Neuropathic spinal pain considerations include acute
radiculopathy, chronic focal peripheral pain, and generalized pain.
Spinal cord stimulation can be considered for focal peripheral
neuropathy, toxic metabolic neuropathy, complex regional pain syndrome,
post surgical spinal nerve injury and ischemic extremity and cardiac
pain. The
anticipated outcome would be covering the painful area with paresthesia,
improving neural ischemia, or improving limb or cardiac pain. He
discussed Facet Arthropathy and that injections are not validated for
long term resolution, only for acute pain.
In mechanical spinal pain you need to know the level of the disc
to determine where the pain is generated.
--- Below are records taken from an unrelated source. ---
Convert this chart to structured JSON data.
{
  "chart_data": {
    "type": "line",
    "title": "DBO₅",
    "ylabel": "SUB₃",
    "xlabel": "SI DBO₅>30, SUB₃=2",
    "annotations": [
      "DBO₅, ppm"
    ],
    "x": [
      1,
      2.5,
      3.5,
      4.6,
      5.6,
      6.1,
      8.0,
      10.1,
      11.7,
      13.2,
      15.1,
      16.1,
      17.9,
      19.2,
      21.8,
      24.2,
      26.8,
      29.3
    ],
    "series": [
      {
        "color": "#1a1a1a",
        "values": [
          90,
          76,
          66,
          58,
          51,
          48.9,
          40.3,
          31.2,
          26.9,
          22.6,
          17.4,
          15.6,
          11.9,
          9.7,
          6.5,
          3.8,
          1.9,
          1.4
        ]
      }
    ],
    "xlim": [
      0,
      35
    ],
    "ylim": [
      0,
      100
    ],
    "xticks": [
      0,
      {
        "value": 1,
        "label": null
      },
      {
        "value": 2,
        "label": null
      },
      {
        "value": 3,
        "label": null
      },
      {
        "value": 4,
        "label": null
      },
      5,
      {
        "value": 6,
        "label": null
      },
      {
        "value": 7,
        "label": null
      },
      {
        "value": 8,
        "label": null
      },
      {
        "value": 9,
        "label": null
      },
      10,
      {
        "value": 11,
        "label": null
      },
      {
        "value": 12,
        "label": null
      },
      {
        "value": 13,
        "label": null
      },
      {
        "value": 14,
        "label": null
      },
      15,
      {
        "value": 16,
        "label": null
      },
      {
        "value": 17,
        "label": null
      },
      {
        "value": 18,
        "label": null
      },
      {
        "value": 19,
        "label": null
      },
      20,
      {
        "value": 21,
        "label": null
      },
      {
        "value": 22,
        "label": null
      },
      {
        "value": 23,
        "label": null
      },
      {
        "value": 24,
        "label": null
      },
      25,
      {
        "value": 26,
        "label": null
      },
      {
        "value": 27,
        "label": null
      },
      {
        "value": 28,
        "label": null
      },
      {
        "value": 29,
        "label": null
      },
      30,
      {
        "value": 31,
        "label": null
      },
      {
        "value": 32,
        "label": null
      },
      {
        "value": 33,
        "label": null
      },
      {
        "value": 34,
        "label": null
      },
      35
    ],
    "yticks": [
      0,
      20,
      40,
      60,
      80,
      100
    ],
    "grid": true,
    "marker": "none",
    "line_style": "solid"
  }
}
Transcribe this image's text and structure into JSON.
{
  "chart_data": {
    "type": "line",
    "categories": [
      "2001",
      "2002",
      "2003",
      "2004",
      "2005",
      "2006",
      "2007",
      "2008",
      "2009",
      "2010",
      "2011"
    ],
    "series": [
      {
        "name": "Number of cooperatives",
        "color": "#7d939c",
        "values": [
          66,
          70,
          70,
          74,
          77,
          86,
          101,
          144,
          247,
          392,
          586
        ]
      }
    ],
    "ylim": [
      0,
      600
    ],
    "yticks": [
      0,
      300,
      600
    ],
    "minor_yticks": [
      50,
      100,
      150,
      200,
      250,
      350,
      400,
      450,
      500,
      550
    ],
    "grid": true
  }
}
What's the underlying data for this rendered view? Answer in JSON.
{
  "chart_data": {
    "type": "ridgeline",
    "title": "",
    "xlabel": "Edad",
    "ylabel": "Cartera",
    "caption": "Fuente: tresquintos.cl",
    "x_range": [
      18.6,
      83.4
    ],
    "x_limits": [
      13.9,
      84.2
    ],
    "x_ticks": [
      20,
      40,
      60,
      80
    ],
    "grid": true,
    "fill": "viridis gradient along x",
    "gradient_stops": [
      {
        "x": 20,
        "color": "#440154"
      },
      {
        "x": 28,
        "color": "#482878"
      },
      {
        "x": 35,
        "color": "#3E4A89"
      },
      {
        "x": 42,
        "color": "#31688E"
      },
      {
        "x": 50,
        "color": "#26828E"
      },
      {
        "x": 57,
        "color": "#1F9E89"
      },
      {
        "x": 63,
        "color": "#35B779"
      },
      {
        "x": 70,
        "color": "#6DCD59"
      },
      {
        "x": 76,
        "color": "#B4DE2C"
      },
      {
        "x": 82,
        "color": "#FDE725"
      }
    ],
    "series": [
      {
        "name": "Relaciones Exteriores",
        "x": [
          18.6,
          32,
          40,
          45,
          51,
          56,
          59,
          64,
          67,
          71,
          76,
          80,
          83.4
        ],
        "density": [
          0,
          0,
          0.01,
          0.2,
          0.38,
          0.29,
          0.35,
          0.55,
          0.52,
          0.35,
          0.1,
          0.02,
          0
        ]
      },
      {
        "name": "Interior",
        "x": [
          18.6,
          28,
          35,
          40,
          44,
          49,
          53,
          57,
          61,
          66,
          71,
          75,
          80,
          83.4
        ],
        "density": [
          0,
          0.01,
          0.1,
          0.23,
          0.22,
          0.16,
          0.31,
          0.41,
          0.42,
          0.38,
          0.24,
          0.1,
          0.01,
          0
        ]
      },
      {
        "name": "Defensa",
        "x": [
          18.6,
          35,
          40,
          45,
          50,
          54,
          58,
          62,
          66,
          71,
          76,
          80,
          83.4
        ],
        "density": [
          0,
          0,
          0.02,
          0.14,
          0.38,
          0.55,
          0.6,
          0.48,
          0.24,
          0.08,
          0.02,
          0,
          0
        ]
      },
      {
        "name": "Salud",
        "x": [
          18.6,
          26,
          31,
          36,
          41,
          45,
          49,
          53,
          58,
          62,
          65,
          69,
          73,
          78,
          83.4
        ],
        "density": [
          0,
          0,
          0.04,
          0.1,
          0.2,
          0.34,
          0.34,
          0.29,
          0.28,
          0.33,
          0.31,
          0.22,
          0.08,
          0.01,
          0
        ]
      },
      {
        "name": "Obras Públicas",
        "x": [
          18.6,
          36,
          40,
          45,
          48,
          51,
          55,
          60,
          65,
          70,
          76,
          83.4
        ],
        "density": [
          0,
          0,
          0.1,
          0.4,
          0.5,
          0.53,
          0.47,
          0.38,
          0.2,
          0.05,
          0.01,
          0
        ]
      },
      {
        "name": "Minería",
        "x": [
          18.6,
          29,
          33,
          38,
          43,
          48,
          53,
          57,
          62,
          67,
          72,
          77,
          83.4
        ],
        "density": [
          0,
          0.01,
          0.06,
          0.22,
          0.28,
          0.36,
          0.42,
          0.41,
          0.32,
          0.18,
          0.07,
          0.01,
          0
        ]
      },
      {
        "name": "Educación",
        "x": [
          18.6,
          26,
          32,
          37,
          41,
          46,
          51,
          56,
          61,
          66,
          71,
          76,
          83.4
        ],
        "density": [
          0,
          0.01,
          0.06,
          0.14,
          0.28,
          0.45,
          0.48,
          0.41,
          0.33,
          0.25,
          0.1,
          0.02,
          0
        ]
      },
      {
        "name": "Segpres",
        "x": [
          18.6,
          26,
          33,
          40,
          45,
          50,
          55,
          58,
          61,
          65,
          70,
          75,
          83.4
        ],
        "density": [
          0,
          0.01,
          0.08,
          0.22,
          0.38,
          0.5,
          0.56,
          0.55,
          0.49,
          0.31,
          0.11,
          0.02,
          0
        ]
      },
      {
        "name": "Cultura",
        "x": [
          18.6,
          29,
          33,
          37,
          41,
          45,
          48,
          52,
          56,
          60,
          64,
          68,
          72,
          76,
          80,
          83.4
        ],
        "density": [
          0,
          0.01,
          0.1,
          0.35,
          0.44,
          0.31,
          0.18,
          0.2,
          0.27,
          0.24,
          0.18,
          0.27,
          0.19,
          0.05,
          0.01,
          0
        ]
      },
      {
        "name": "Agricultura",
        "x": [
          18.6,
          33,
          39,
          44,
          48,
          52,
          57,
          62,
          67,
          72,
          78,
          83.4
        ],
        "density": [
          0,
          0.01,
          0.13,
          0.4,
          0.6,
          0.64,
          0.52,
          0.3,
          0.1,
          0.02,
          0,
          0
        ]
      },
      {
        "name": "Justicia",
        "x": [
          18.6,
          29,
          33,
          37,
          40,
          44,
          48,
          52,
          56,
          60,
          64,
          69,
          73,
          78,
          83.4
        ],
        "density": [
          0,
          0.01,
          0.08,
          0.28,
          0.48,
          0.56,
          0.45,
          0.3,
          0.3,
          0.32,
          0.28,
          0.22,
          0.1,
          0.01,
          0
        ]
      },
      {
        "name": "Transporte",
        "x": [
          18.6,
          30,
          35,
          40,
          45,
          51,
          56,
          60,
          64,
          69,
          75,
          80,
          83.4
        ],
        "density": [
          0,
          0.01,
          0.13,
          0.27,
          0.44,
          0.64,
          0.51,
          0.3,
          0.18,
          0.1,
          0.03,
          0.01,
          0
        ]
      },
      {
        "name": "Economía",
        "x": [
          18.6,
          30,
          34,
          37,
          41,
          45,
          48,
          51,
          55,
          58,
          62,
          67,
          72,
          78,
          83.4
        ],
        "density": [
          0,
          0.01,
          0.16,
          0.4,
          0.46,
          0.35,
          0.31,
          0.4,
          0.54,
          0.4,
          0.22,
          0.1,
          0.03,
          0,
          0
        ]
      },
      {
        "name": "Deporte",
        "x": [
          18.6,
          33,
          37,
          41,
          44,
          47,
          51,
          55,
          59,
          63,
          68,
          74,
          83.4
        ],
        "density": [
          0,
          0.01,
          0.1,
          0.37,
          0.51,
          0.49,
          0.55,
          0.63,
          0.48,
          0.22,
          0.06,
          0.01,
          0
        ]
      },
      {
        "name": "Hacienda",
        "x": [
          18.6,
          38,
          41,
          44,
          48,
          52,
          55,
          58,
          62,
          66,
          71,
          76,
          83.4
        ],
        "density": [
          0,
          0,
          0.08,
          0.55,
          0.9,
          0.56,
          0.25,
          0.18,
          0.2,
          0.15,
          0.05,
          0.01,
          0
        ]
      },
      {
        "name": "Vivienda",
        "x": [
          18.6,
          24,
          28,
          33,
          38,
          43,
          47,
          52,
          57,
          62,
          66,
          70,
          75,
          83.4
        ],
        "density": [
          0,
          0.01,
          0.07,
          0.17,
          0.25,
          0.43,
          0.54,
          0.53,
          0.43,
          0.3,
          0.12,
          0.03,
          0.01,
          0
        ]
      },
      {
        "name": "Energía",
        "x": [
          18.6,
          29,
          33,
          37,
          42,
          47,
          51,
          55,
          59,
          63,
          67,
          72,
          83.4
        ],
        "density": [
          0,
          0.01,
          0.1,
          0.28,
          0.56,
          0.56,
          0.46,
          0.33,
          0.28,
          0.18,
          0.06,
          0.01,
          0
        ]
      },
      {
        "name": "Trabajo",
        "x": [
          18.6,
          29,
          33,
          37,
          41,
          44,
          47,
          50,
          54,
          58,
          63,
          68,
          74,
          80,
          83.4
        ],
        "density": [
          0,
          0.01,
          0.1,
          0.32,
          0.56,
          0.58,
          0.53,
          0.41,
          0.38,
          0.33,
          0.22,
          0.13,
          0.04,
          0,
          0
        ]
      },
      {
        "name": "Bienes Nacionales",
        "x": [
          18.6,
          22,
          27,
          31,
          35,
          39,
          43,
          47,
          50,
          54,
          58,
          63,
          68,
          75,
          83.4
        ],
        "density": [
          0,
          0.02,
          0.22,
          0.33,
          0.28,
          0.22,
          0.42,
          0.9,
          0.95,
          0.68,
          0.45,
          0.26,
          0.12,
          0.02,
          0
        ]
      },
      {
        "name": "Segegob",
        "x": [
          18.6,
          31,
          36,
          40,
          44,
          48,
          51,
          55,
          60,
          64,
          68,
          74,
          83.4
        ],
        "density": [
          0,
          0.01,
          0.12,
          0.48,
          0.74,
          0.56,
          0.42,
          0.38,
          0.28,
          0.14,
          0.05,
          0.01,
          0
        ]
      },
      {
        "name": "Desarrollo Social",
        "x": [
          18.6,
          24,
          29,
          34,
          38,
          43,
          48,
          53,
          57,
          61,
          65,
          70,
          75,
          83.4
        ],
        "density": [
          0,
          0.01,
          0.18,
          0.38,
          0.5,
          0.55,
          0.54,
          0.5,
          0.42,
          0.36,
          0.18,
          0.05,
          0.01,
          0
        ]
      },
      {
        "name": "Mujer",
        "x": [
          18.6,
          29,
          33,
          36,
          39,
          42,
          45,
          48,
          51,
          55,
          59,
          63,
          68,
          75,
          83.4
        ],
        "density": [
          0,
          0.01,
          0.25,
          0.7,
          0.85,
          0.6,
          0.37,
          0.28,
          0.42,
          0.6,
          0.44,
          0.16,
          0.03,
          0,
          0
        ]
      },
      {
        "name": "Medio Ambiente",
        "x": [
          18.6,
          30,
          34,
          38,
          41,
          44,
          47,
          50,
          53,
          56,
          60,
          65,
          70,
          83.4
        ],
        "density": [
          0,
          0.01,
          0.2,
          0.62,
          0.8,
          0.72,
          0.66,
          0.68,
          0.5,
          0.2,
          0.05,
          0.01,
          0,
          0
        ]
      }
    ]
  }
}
He discussed the IDET procedure which can be useful here, but
which is so new that there is no data for what will happen at, for
example 10 years.
It looks good at this point. He noted that morphine pumps can be preferable to provision of significant pain medication as it skips the brain stem functions so less medication seem to control the pain better and patients have less medicated effect. Other medications are prescribed along with the pump, like clonidine or a local anesthetic. Studies have shown a 60 to 90% reduction in spinal pain with its use. Facet denervation shows only a 50% reduction in pain over a year, while with IDET 80% of the people have at least 50% of reduction of pain and 70% functional improvement. With intrathecals, 60 to 95% get 60% relief.